The Next Big Thing: Julia Klatt Singer’s Guest Blog
I want to thank Carla for letting me guest blog here. And for asking me to be a part of The Next Big Thing project. It has been an enjoyable assignment to take on, and has forced me to think about my writing in ways I usually don’t think about it. Being a poet, I tend to write a poem, send it to a few friends, see what they have to say, and forget about it. It is the poems that stick with me, the ones I remember weeks or months later that I then go and try to find and look at again. To see if there is something there. This assignment has me not thinking about each poem, but the collections of them that I’m working on. And for me that is the hard part. Deciding what makes a collection and what poems belong together.
I am thankful too that both Clarence White and Alison Morse have accepted the assignment and will be blogging next week about their next big thing. Alison Morse writes fiction and poetry and is very involved in the writing community working with Peacemakers and running a series of readings through TIC—Talking Image Connection. Clarence is a writer, blogger, and fixture in the Twin Cities writing community as well. At a recent reading I attended the host said he can’t remember a reading he’s been to in the last couple years that Clarence hasn’t been at. Clarence is a lover of all things word. His blog can be found at: theclarencewhiteblog.wordpress.com
Oh and me. I’m Julia Klatt Singer and as my younger son describes me, I’m a part-time poet. His older brother isn’t fooled though, he knows the truth, and often points out to me just how much of a poet I am.
What is your working title of your book?
The working title for the book that I am presently getting ready for publishing is A Tangled Path to Heaven. I am also working on another two sets of poems, one based on the Periodic Table of Elements and another group I’m calling The Prodigal Son’s Daughter.
Where did the idea come from for the book?
I guess where most of my ideas come from; nature, music, random words, signs, birds, squirrels, strays, glances, what makes sense to me, and what doesn’t. I’m not sure there is a big idea but more the daily ideas, images, words and interactions that inspire my poems. Although with the Periodic Table, the poems are inspired by the elements, directly related to them in some way. So there is a bigger idea there, or at least a structure I’m working from. Most of my writing isn’t so organized, so my writing’s reason or focus isn’t clear until later. Think bucket of river water, bank and flotsam included—it has to settle to see what is there. Although with The Prodigal Son’s Daughter poems that I’m working on now, I am seeing a road, a landscape, the woods and fields and history, the vistas and the people, and the things lost and found there.
What is the one-sentence synopsis of your book?
The poems in A Tangled Path to Heaven explore the paths of relationships, from birth to death. The Heaven, in the title, isn’t the traditional heaven, but more the emotional heaven that we enter in our loving relationships—the safe haven heaven.
With the Periodic Table poems, each poem relates to an element in the ways the element relates to a life. How the elements come to life, enhance a life, are part of a life. They are the emotional, living table of elements. Or at least that is my hope for them.

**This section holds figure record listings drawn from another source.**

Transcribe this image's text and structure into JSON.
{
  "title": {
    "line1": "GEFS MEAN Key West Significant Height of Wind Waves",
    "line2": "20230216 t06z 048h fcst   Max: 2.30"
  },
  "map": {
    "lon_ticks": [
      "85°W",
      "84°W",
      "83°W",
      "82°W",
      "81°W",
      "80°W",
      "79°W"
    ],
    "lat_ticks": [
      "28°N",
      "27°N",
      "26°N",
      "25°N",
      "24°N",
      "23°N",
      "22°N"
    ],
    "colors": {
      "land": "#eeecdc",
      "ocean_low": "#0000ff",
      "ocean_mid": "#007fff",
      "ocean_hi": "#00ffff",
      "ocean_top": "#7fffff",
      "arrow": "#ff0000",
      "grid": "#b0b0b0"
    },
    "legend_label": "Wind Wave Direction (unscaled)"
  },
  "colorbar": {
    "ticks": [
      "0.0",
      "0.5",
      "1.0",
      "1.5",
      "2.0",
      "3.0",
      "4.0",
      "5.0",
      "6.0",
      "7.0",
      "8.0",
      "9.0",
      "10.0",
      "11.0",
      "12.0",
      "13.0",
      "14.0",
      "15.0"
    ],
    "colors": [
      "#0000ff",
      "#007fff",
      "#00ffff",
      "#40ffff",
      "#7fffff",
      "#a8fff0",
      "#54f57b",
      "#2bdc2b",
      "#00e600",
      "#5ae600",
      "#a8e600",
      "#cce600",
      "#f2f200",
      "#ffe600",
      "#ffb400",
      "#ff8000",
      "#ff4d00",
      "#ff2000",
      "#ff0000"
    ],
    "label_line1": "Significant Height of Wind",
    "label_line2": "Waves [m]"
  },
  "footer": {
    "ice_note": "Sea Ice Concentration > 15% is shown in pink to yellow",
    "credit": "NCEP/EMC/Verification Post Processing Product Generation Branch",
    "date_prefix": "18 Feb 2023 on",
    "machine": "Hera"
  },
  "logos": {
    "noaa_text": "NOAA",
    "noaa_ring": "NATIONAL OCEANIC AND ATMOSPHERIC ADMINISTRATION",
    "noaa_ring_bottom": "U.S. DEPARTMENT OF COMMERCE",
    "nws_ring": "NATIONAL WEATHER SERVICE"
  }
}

I don’t know that I know enough about the Prodigal Son’s Daughter poems yet to sum it up in one sentence…
Will your book be self-published or represented by an agency?
A Tangled Path to Heaven is due to come out in June, 2013, published by Northstar Press, Clearwater, MN.
How long did it take you to write the first draft of your manuscript?
Good question. Some of the poems are a couple years old, some are newer, some feel like I’ve been writing them my whole life—I pulled a working manuscript together a couple springs ago and then let it sit. Brought it out again last fall and gave it a read. Then sent a half dozen poems to Northstar.
Who or what inspired you to write this book?
Lots of whos, lost of whats. I think the thing most of these poems have in common is that they are trying to portray the beauty and the fragility and resilience of life. They are trying to capture the moments I am afraid I’ll forget. Because we do forget things.
What else about your book might pique the reader’s interest?
I think of my poems as a way of pinning down the world around me. Like the butterflies and moths my father used to hunt and collect (which broke my heart to see them dead, mounted on a pin) I could see them, really see them, study their under wings, see the way the light played on their bodies, what made them visible and beautiful, and what helped them hide. So I pin down memories and experiences, thoughts and imaginings on paper (or try to) and hope that I have done them justice.
The cover of my book is from a photograph I took in Portugal last summer. I am thrilled to be able to use it, for it captures, I think, in color and perspective, the feel of the poems, a tangled path.